Emoción, sentimiento, honestidad. Pero no esa emoción ni ese sentimiento de los que tanto se habla en las películas (y también en las críticas de cine), sino pura, sincera emoción; puro, sincero sentimiento, el que no se declama, pero se contagia desde las imágenes, el que los personajes expresan más con sus miradas que con sus palabras, con sus gestos más simples, con la atención que se prestan y la calidez que se transmiten por el solo hecho de compartir la vida diaria; en la manera de estar juntos, de hacerse compañía y de conllevar el dolor común ante la enfermedad terminal de una madre que cada día, con su temple y su serenidad ante la certeza de un inminente y próximo final, les da lecciones de vida y de esperanza.
Los insólitos peces gato trae en apariencia todos los elementos del melodrama lacrimógeno y sentimental que los norteamericanos acostumbran a etiquetar como tearjerker, pero no lo es porque nada de lo que se cuenta aquí busca producir la lágrima fácil ni cede a los habituales clichés. Probablemente porque en Claudia Sainte- Luce no hay intención manipuladora: ella se propone quiere transmitir una experiencia que vivió en carne propia. Una experiencia de vida que le ha quedado grabada no en el cerebro sino en el corazón. Un sentimiento.
Ella es Claudia (Ximena Ayala), la callada, solitaria chica sin familia que trabaja en un gran supermercado como promotora y demostradora de nuevos productos, que un día cualquiera amanece con fuertes dolores en el vientre que terminan con ella internada en el hospital y operada del apéndice. Quien ocupa la cama vecina -lo sabrá después- es una mujer cordial y expresiva, madre de cuatro hijos, con quien traba una cálida relación amistosa. Marta (Lisa Owen) no habla de los motivos por los que se encuentra internada; después se sabrá del HIV que le detectaron tardíamente, de sus frecuentes internaciones y de la familia numerosa que ha sabido criar y a la que Claudia terminará sumándose después de que su nueva amiga la invite a subirse al modesto autito de la simpática tribu cuando a ambas las den de alta. De a poco irá incorporándose al grupo y aprenderá entonces lo que significa el calor de familia que ella nunca conoció.

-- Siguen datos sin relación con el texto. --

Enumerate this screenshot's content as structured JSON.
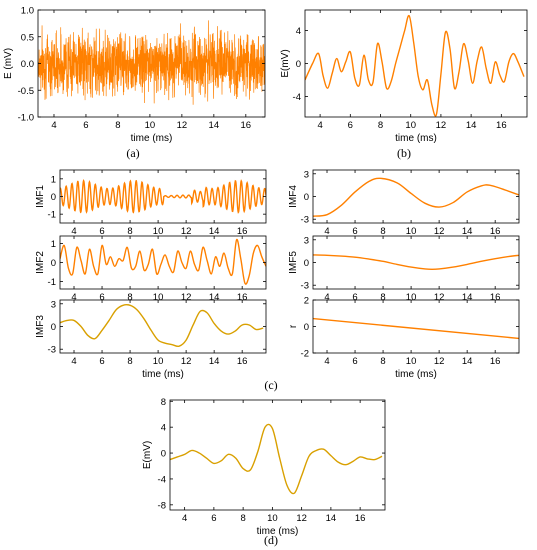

Sainte-Luce no esquiva el costado dramático de la historia ni oculta las diferencias y dificultades que los personajes deben afrontar, pero muestra su inteligencia tanto para dejar abundante espacio al humor como para poner en juego sensibilidad y sutileza al definir las variadas personalidades de los cuatro chicos y las relaciones que van desarrollándose entre Claudia y cada uno de ellos, y por supuesto, entre las dos mujeres. En este terreno, debe destacarse el decisivo aporte de todos los actores, grandes y chicos, tan bien elegidos como conducidos. Es visible que ha habido un prolongado y detallista período de preparación.
Si como guionista, la realizadora da pruebas de su delicadeza y su penetración para delinear los diferentes caracteres, como narradora -aquí, con la ayuda inapreciable de Agnès Godard- exhibe una madurez llamativa en una debutante. La escena de la comida o la luminosa secuencia de la excursión a la playa son dos buenos ejemplos de esa idoneidad.